Let me explain the source of this delusion.
Within the parenting world a great debate has been raging that probably dates back to Adam and Eve. Should we tell our children our own dirt?
Of course this debate becomes ever so intense when it comes to the issue of drugs (although there are a few other issues that fall into this category as well).
As a general rule, telling your children all of the reckless things you did in your youth, whatever level of egregiousness, is not a good idea for the simple reason your children are not your friends – and unlike friends, they will not be much impressed by your stupidity.
For some reason, parents think they look cool to their children when they make statements like, “You think that was stupid, let me tell you what I did when I was your age….”
All that will do is remove any respect they might have had for you. Talking to your kids about drugs does not include telling them about your escapades in the matter.
This is where we get to the delusional bit. You might think that one of those made for TV parent-child chats over dinner is going to stave off any imminent deviant behavior. This might be great if you are looking to get an Oscar, but will do nothing to help your child.

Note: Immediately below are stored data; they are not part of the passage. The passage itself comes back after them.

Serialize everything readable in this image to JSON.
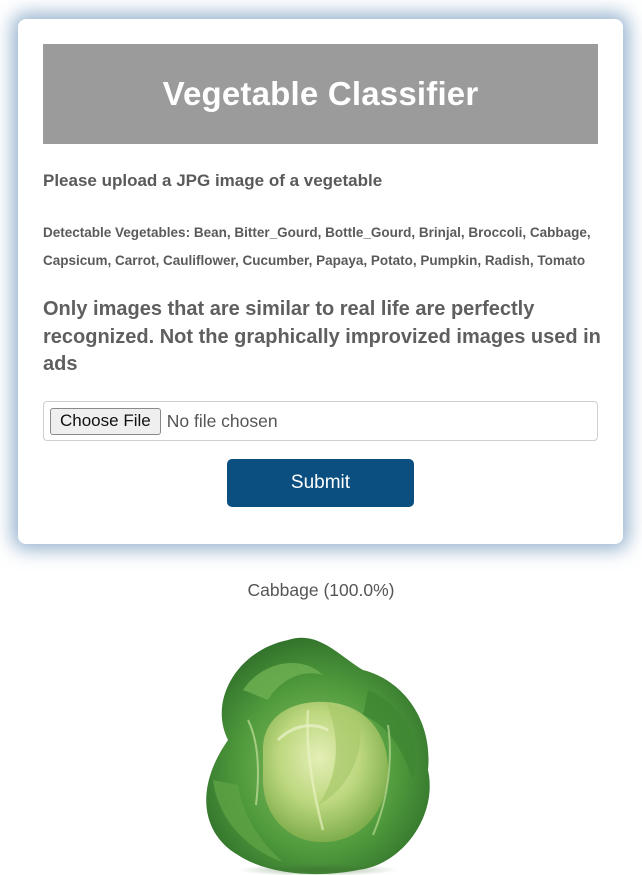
{
  "header": {
    "title": "Vegetable Classifier"
  },
  "form": {
    "upload_prompt": "Please upload a JPG image of a vegetable",
    "detectable_vegetables": "Detectable Vegetables: Bean, Bitter_Gourd, Bottle_Gourd, Brinjal, Broccoli, Cabbage, Capsicum, Carrot, Cauliflower, Cucumber, Papaya, Potato, Pumpkin, Radish, Tomato",
    "disclaimer": "Only images that are similar to real life are perfectly recognized. Not the graphically improvized images used in ads",
    "file_input": {
      "button_label": "Choose File",
      "status": "No file chosen"
    },
    "submit_label": "Submit"
  },
  "result": {
    "prediction": "Cabbage (100.0%)",
    "image_subject": "cabbage-image"
  },
  "colors": {
    "header_bg": "#9b9b9b",
    "submit_bg": "#0b4f80",
    "card_glow": "#4678aa",
    "text": "#5a5a5a"
  }
}
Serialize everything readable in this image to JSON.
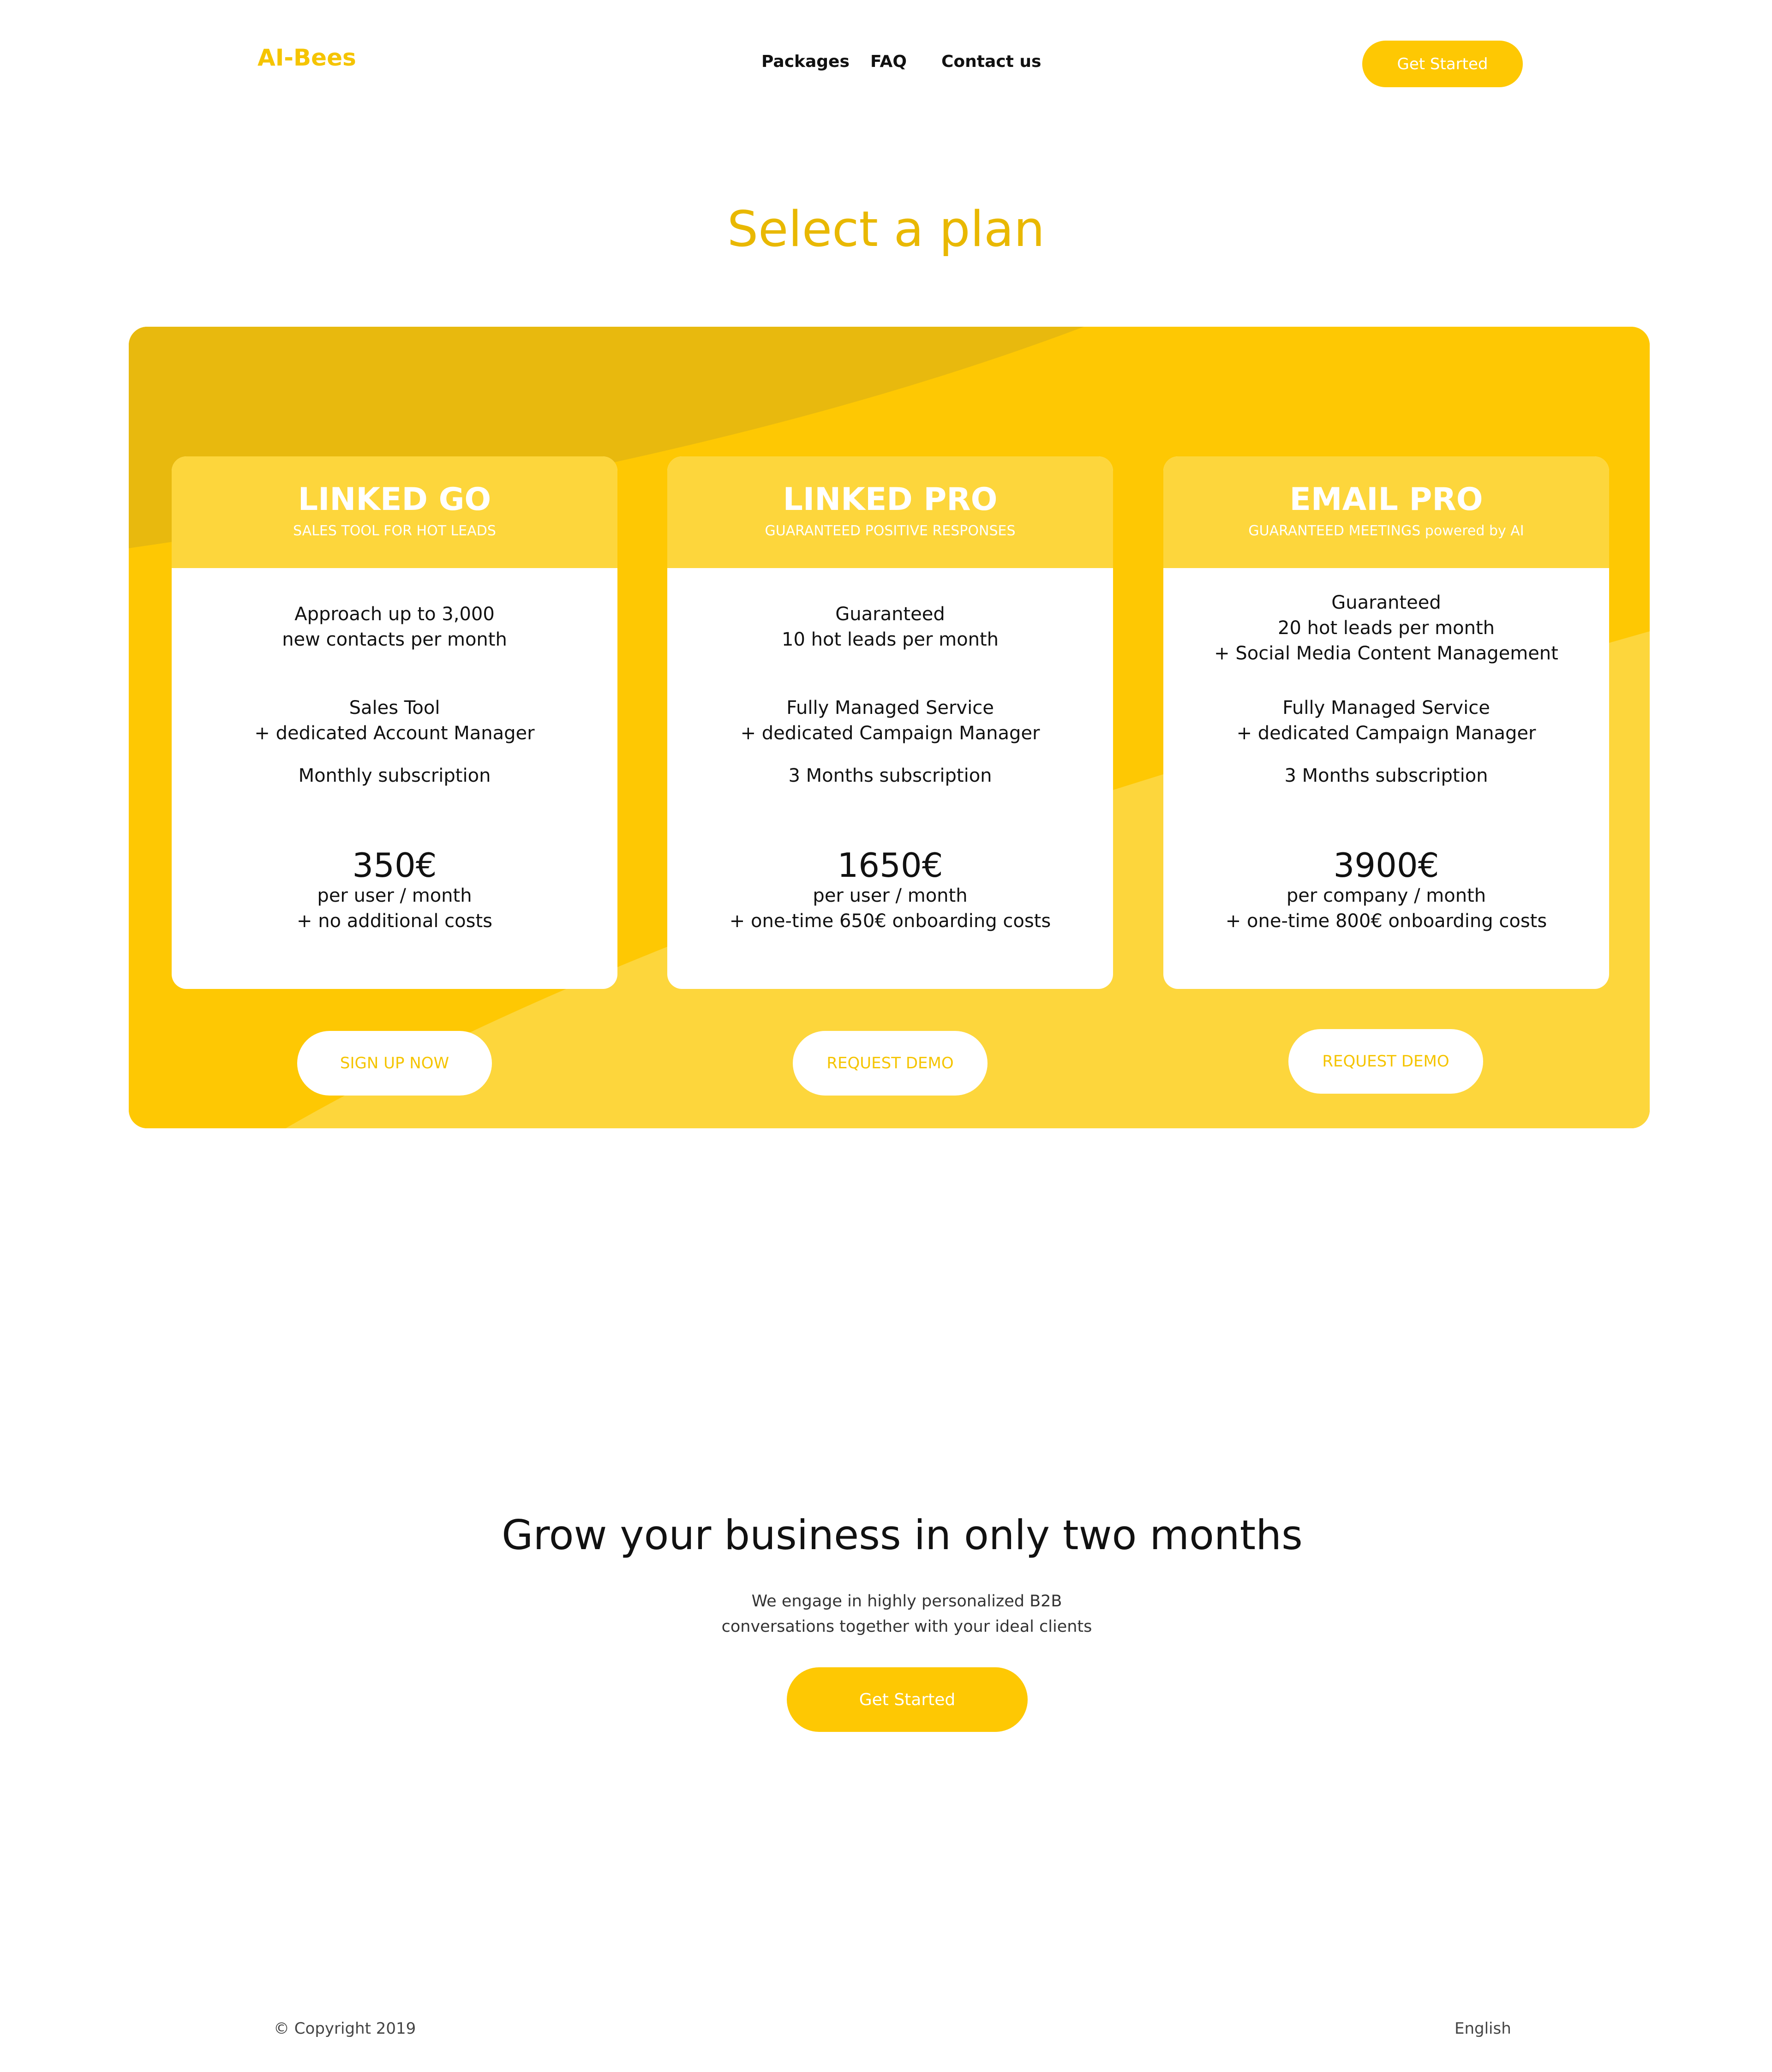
{
  "header": {
    "logo": "AI-Bees",
    "nav": [
      "Packages",
      "FAQ",
      "Contact us"
    ],
    "cta": "Get Started"
  },
  "plans_section": {
    "title": "Select a plan",
    "plans": [
      {
        "name": "LINKED GO",
        "tagline": "SALES TOOL FOR HOT LEADS",
        "features": [
          [
            "Approach up to 3,000",
            "new contacts per month"
          ],
          [
            "Sales Tool",
            "+ dedicated Account Manager"
          ],
          [
            "Monthly subscription"
          ]
        ],
        "price": "350€",
        "price_notes": [
          "per user / month",
          "+ no additional costs"
        ],
        "button": "SIGN UP NOW"
      },
      {
        "name": "LINKED PRO",
        "tagline": "GUARANTEED POSITIVE RESPONSES",
        "features": [
          [
            "Guaranteed",
            "10 hot leads per month"
          ],
          [
            "Fully Managed Service",
            "+ dedicated Campaign Manager"
          ],
          [
            "3 Months subscription"
          ]
        ],
        "price": "1650€",
        "price_notes": [
          "per user / month",
          "+ one-time 650€ onboarding costs"
        ],
        "button": "REQUEST DEMO"
      },
      {
        "name": "EMAIL PRO",
        "tagline": "GUARANTEED MEETINGS powered by AI",
        "features": [
          [
            "Guaranteed",
            "20 hot leads per month",
            "+ Social Media Content Management"
          ],
          [
            "Fully Managed Service",
            "+ dedicated Campaign Manager"
          ],
          [
            "3 Months subscription"
          ]
        ],
        "price": "3900€",
        "price_notes": [
          "per company / month",
          "+ one-time 800€ onboarding costs"
        ],
        "button": "REQUEST DEMO"
      }
    ]
  },
  "grow": {
    "title": "Grow your business in only two months",
    "description": [
      "We engage in highly personalized B2B",
      "conversations together with your ideal clients"
    ],
    "cta": "Get Started"
  },
  "footer": {
    "copyright": "© Copyright 2019",
    "language": "English"
  },
  "colors": {
    "brand_yellow": "#fec803",
    "dark_yellow": "#e8b90e",
    "light_yellow": "#fdd63c",
    "title_yellow": "#e9b800"
  }
}
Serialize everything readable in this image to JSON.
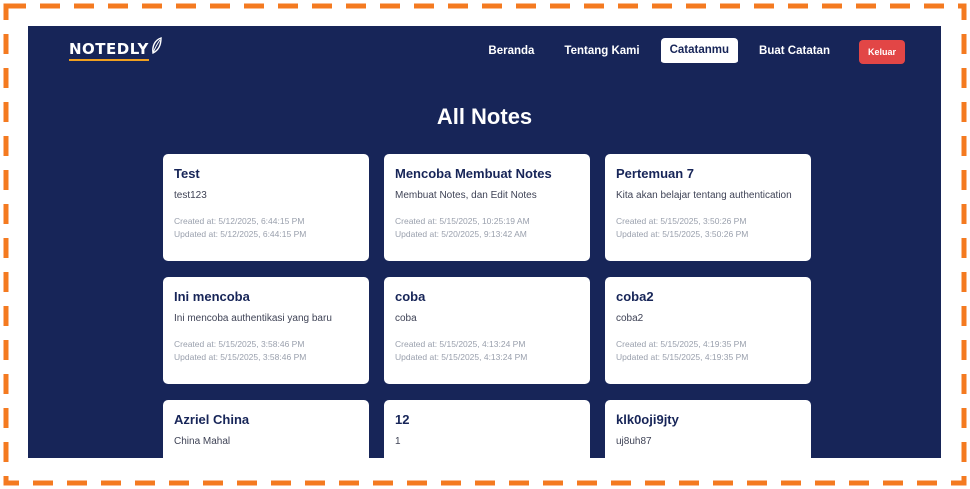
{
  "brand": {
    "logo_text": "NOTEDLY"
  },
  "nav": {
    "items": [
      {
        "label": "Beranda",
        "active": false
      },
      {
        "label": "Tentang Kami",
        "active": false
      },
      {
        "label": "Catatanmu",
        "active": true
      },
      {
        "label": "Buat Catatan",
        "active": false
      }
    ],
    "logout_label": "Keluar"
  },
  "page": {
    "title": "All Notes"
  },
  "notes": [
    {
      "title": "Test",
      "body": "test123",
      "created": "Created at: 5/12/2025, 6:44:15 PM",
      "updated": "Updated at: 5/12/2025, 6:44:15 PM"
    },
    {
      "title": "Mencoba Membuat Notes",
      "body": "Membuat Notes, dan Edit Notes",
      "created": "Created at: 5/15/2025, 10:25:19 AM",
      "updated": "Updated at: 5/20/2025, 9:13:42 AM"
    },
    {
      "title": "Pertemuan 7",
      "body": "Kita akan belajar tentang authentication",
      "created": "Created at: 5/15/2025, 3:50:26 PM",
      "updated": "Updated at: 5/15/2025, 3:50:26 PM"
    },
    {
      "title": "Ini mencoba",
      "body": "Ini mencoba authentikasi yang baru",
      "created": "Created at: 5/15/2025, 3:58:46 PM",
      "updated": "Updated at: 5/15/2025, 3:58:46 PM"
    },
    {
      "title": "coba",
      "body": "coba",
      "created": "Created at: 5/15/2025, 4:13:24 PM",
      "updated": "Updated at: 5/15/2025, 4:13:24 PM"
    },
    {
      "title": "coba2",
      "body": "coba2",
      "created": "Created at: 5/15/2025, 4:19:35 PM",
      "updated": "Updated at: 5/15/2025, 4:19:35 PM"
    },
    {
      "title": "Azriel China",
      "body": "China Mahal",
      "created": "",
      "updated": ""
    },
    {
      "title": "12",
      "body": "1",
      "created": "",
      "updated": ""
    },
    {
      "title": "klk0oji9jty",
      "body": "uj8uh87",
      "created": "",
      "updated": ""
    }
  ],
  "colors": {
    "background": "#172558",
    "accent": "#f0a020",
    "logout": "#e24646",
    "frame": "#f47a20"
  },
  "icons": {
    "logo_mark": "leaf-icon"
  }
}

Let me explain why with a question — what do suicide, self-mutilation and joining the Taliban all have in common?
These are all things you don’t want your children to ever do, and yet you probably have no thoughts of discussing these topics with them. Why?
Because unless you did a stint in the Taliban in your teens, then your lifestyle and values make this choice unthinkable. To you and your children.
The truth of the matter is that whatever you tried in your youth STILL remains a part of you — whether you have continued to do it or not, and whether you talk about it or not.
If you did it then, it’s because you could do it then. But it doesn’t end then, it’s still within you, and it will be available to them too.
By example, it’s far from uncommon to see the child of a parent who used to be an alcoholic become similarly addicted. Even though that parent never told a soul, and even though he stopped drinking well before the children were born, nevertheless, the lifestyle that led him to make that choice (as a youth) is still there when he raises his children.
In other words, you can’t really hide from your children. If you tried drugs in the past, then that choice is within your personality gene pool and is probably within theirs too.
If you don’t want your children to go there, you need to do much more than just having a little talk. Your lifestyle and values must impress upon a child that these deviancies are not attractive options.